Pessoas e caixas possuem certas semelhanças. Refiro-me principalmente à semelhanças com caixas pretas de aviões e suas oponentes, as caixas transparentes. É que certas pessoas guardam informações das mais inesperadas, que poder ser reveladas quando seu universo maior entra em colapso. Por outro lado, há pessoas que dão a impressão que mostram todo seu conteúdo, mas que também podem surpreender com algum segredo que se oculta no meio de histórias conhecidas. Há ainda aquelas pessoas que possuem um certo quê de outros tipos de caixas, de outras cores e formas, cujos sigilos, se quebrados, podem revelar histórias de tempestades ou até bonanças.
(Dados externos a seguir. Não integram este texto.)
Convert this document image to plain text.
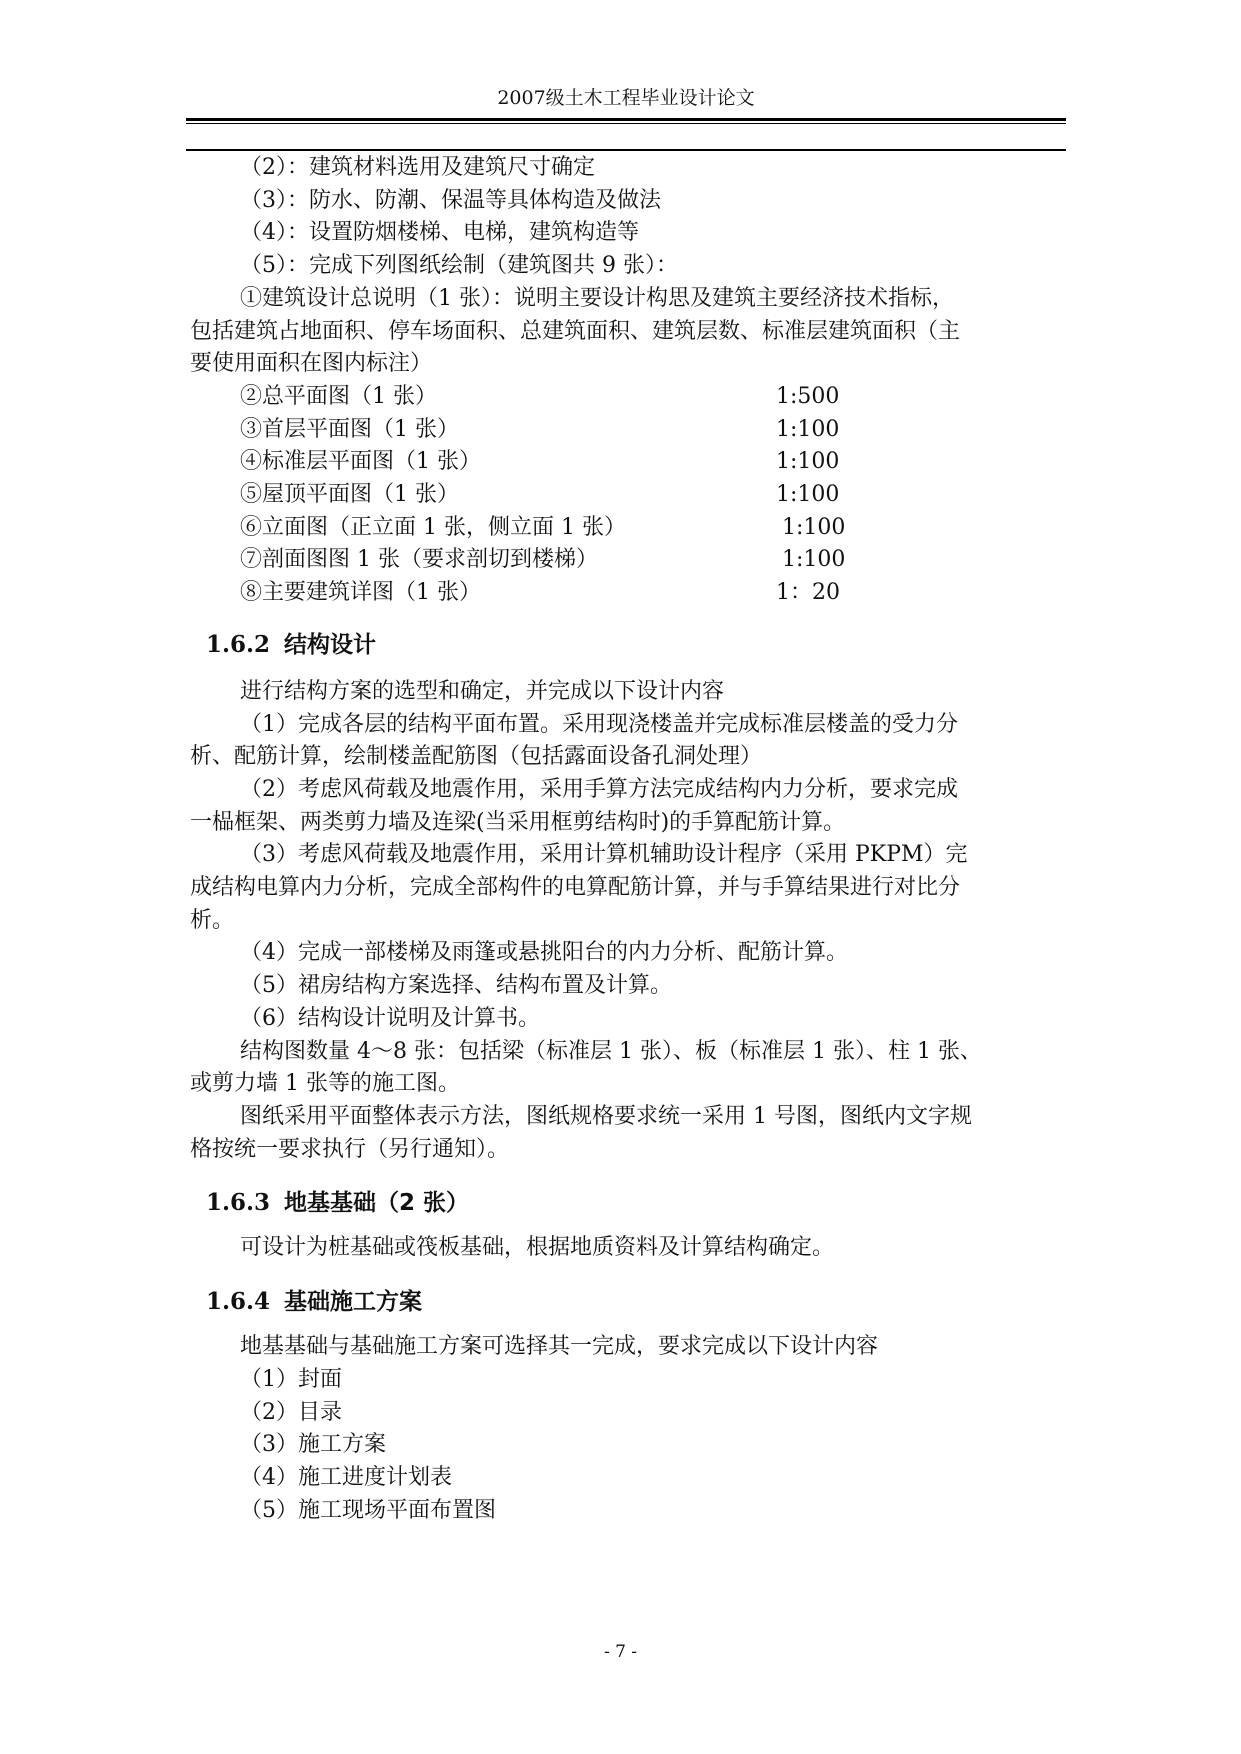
2007级土木工程毕业设计论文

（2）：建筑材料选用及建筑尺寸确定

（3）：防水、防潮、保温等具体构造及做法

（4）：设置防烟楼梯、电梯，建筑构造等

（5）：完成下列图纸绘制（建筑图共 9 张）：

①建筑设计总说明（1 张）：说明主要设计构思及建筑主要经济技术指标，

包括建筑占地面积、停车场面积、总建筑面积、建筑层数、标准层建筑面积（主

要使用面积在图内标注）

②总平面图（1 张）	1:500
③首层平面图（1 张）	1:100
④标准层平面图（1 张）	1:100
⑤屋顶平面图（1 张）	1:100
⑥立面图（正立面 1 张，侧立面 1 张）	1:100
⑦剖面图图 1 张（要求剖切到楼梯）	1:100
⑧主要建筑详图（1 张）	1：20
1.6.2 结构设计

进行结构方案的选型和确定，并完成以下设计内容

（1）完成各层的结构平面布置。采用现浇楼盖并完成标准层楼盖的受力分

析、配筋计算，绘制楼盖配筋图（包括露面设备孔洞处理）

（2）考虑风荷载及地震作用，采用手算方法完成结构内力分析，要求完成

一榀框架、两类剪力墙及连梁(当采用框剪结构时)的手算配筋计算。

（3）考虑风荷载及地震作用，采用计算机辅助设计程序（采用 PKPM）完

成结构电算内力分析，完成全部构件的电算配筋计算，并与手算结果进行对比分

析。

（4）完成一部楼梯及雨篷或悬挑阳台的内力分析、配筋计算。

（5）裙房结构方案选择、结构布置及计算。

（6）结构设计说明及计算书。

结构图数量 4～8 张：包括梁（标准层 1 张）、板（标准层 1 张）、柱 1 张、

或剪力墙 1 张等的施工图。

图纸采用平面整体表示方法，图纸规格要求统一采用 1 号图，图纸内文字规

格按统一要求执行（另行通知）。

1.6.3 地基基础（2 张）

可设计为桩基础或筏板基础，根据地质资料及计算结构确定。

1.6.4 基础施工方案

地基基础与基础施工方案可选择其一完成，要求完成以下设计内容

（1）封面

（2）目录

（3）施工方案

（4）施工进度计划表

（5）施工现场平面布置图

- 7 -
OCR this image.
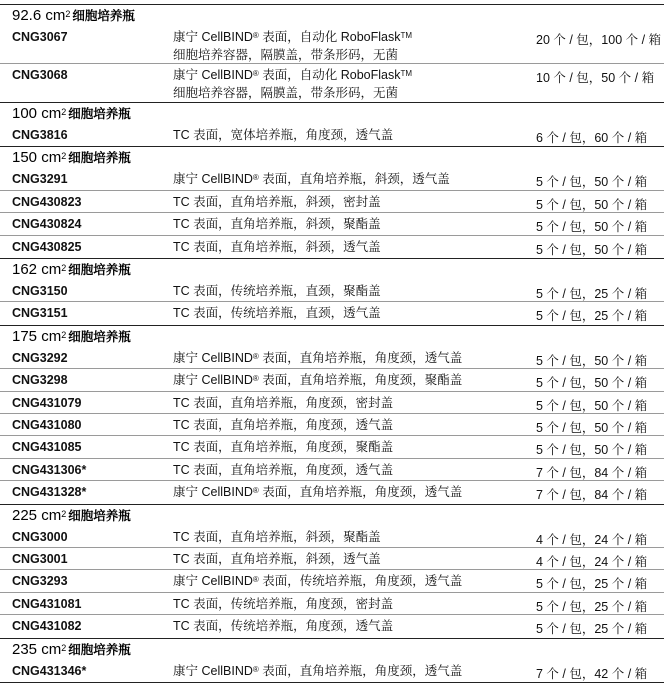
92.6 $cm^2$ 细胞培养瓶
CNG3067	康宁 CellBIND® 表面，自动化 RoboFlask™
细胞培养容器，隔膜盖，带条形码，无菌
20 个 / 包，100 个 / 箱
CNG3068	康宁 CellBIND® 表面，自动化 RoboFlask™
细胞培养容器，隔膜盖，带条形码，无菌
10 个 / 包，50 个 / 箱
100 $cm^2$ 细胞培养瓶
CNG3816	TC 表面，宽体培养瓶，角度颈，透气盖	6 个 / 包，60 个 / 箱
150 $cm^2$ 细胞培养瓶
CNG3291	康宁 CellBIND® 表面，直角培养瓶，斜颈，透气盖	5 个 / 包，50 个 / 箱
CNG430823	TC 表面，直角培养瓶，斜颈，密封盖	5 个 / 包，50 个 / 箱
CNG430824	TC 表面，直角培养瓶，斜颈，聚酯盖	5 个 / 包，50 个 / 箱
CNG430825	TC 表面，直角培养瓶，斜颈，透气盖	5 个 / 包，50 个 / 箱
162 $cm^2$ 细胞培养瓶
CNG3150	TC 表面，传统培养瓶，直颈，聚酯盖	5 个 / 包，25 个 / 箱
CNG3151	TC 表面，传统培养瓶，直颈，透气盖	5 个 / 包，25 个 / 箱
175 $cm^2$ 细胞培养瓶
CNG3292	康宁 CellBIND® 表面，直角培养瓶，角度颈，透气盖	5 个 / 包，50 个 / 箱
CNG3298	康宁 CellBIND® 表面，直角培养瓶，角度颈，聚酯盖	5 个 / 包，50 个 / 箱
CNG431079	TC 表面，直角培养瓶，角度颈，密封盖	5 个 / 包，50 个 / 箱
CNG431080	TC 表面，直角培养瓶，角度颈，透气盖	5 个 / 包，50 个 / 箱
CNG431085	TC 表面，直角培养瓶，角度颈，聚酯盖	5 个 / 包，50 个 / 箱
CNG431306*	TC 表面，直角培养瓶，角度颈，透气盖	7 个 / 包，84 个 / 箱
CNG431328*	康宁 CellBIND® 表面，直角培养瓶，角度颈，透气盖	7 个 / 包，84 个 / 箱
225 $cm^2$ 细胞培养瓶
CNG3000	TC 表面，直角培养瓶，斜颈，聚酯盖	4 个 / 包，24 个 / 箱
CNG3001	TC 表面，直角培养瓶，斜颈，透气盖	4 个 / 包，24 个 / 箱
CNG3293	康宁 CellBIND® 表面，传统培养瓶，角度颈，透气盖	5 个 / 包，25 个 / 箱
CNG431081	TC 表面，传统培养瓶，角度颈，密封盖	5 个 / 包，25 个 / 箱
CNG431082	TC 表面，传统培养瓶，角度颈，透气盖	5 个 / 包，25 个 / 箱
235 $cm^2$ 细胞培养瓶
CNG431346*	康宁 CellBIND® 表面，直角培养瓶，角度颈，透气盖	7 个 / 包，42 个 / 箱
Porém, são aquelas pessoas do cenário político atual, que na forma de uma caixa preta ou transparente frente às câmeras, as que mais nos entretém com suas revelações.

Quando acontece uma fatalidade com um avião, sua caixa preta é a primeira peça a ser investigada. Assim aconteceu com o deputado Roberto Jefferson. Fêz vôos rasantes sobre o Congresso, pousou e rolou na grana, digo, grama, mas chegou um dia em que seu avião caiu, graças à sua falta de manutenção. Todos assistiram ao terrível acidente, fotografaram, filmaram, coisa de cinema, afinal ele era o artista, agora no papel de caixa preta. Vieram os peritos em bombas verbais. Todas as informações estavam na goela do deputado, guardadinhas, intactas, prontas para a imprensa, oposição, elite, povão. A cada perícia mais segredos revelados aumentavam a indignação. Pouco sabemos sobre o destino final da verdadeira caixa preta e a nós resta esperar para saber se o Brasil vai ver o ator apenas representando esse papel.

Como o inverso da caixa preta é a caixa transparente, assim tenta se mostrar o presidente Lula. Diante de tamanha tragédia ele se diz inatingível, pois sua camisa à prova de balas corruptas é feita de ética e verdade, e foi construída em um governo autenticamente transparente. Tanta transparência assim me recorda a velha história do rei que desfilava nu, dizendo estar vestido com roupas luxuriantes feitas por um espertalhão. Só que em nosso "reino", continuamos susurrando que o rei está nu e ele insiste em dizer que está vestido. Está mesmo, pois tem ao redor de si uma caixa de vidro que se torna cada vez mais opaca com tantas acusações e incoerências. Remexer no conteúdo pode quebrar essa caixa e mostrar um rei desconhecido, cujo discurso ainda tentamos acreditar.

Quanto às demais caixas, apenas guardam mercadorias menores. Dependendo do grau da celebridade, sua semelhança com essas caixas pode não despertar interesse em abrí-las. Seus conteúdos, conhecidos ou não, são convenientementes ignorados e interessam apenas à pequenos grupos. Mas para consolo de Jefferson e Lula, quem não tem os seus segredos, sejam eles pequenos ou enormes? Quem não guarda dentro de si uma caixa de Pandora, por pequena que seja? Quem não esconde um ódio, uma inveja, uma frustração em sua caixa cinzenta e fica a esperar pela hora apropriada para abrí-la? Ou quem não jura perante Deus ou pela própria mãe, nunca ter cometido atos que variam de perdoáveis a vilanescos? Ainda assim é sempre surpreendente quando alguém descobre que a tinta com que pintamos a nossa caixa mostra tonalidades imprevisíveis quando exposta à luz da crítica pública ou individual, ou seja, a nossa própria CPI.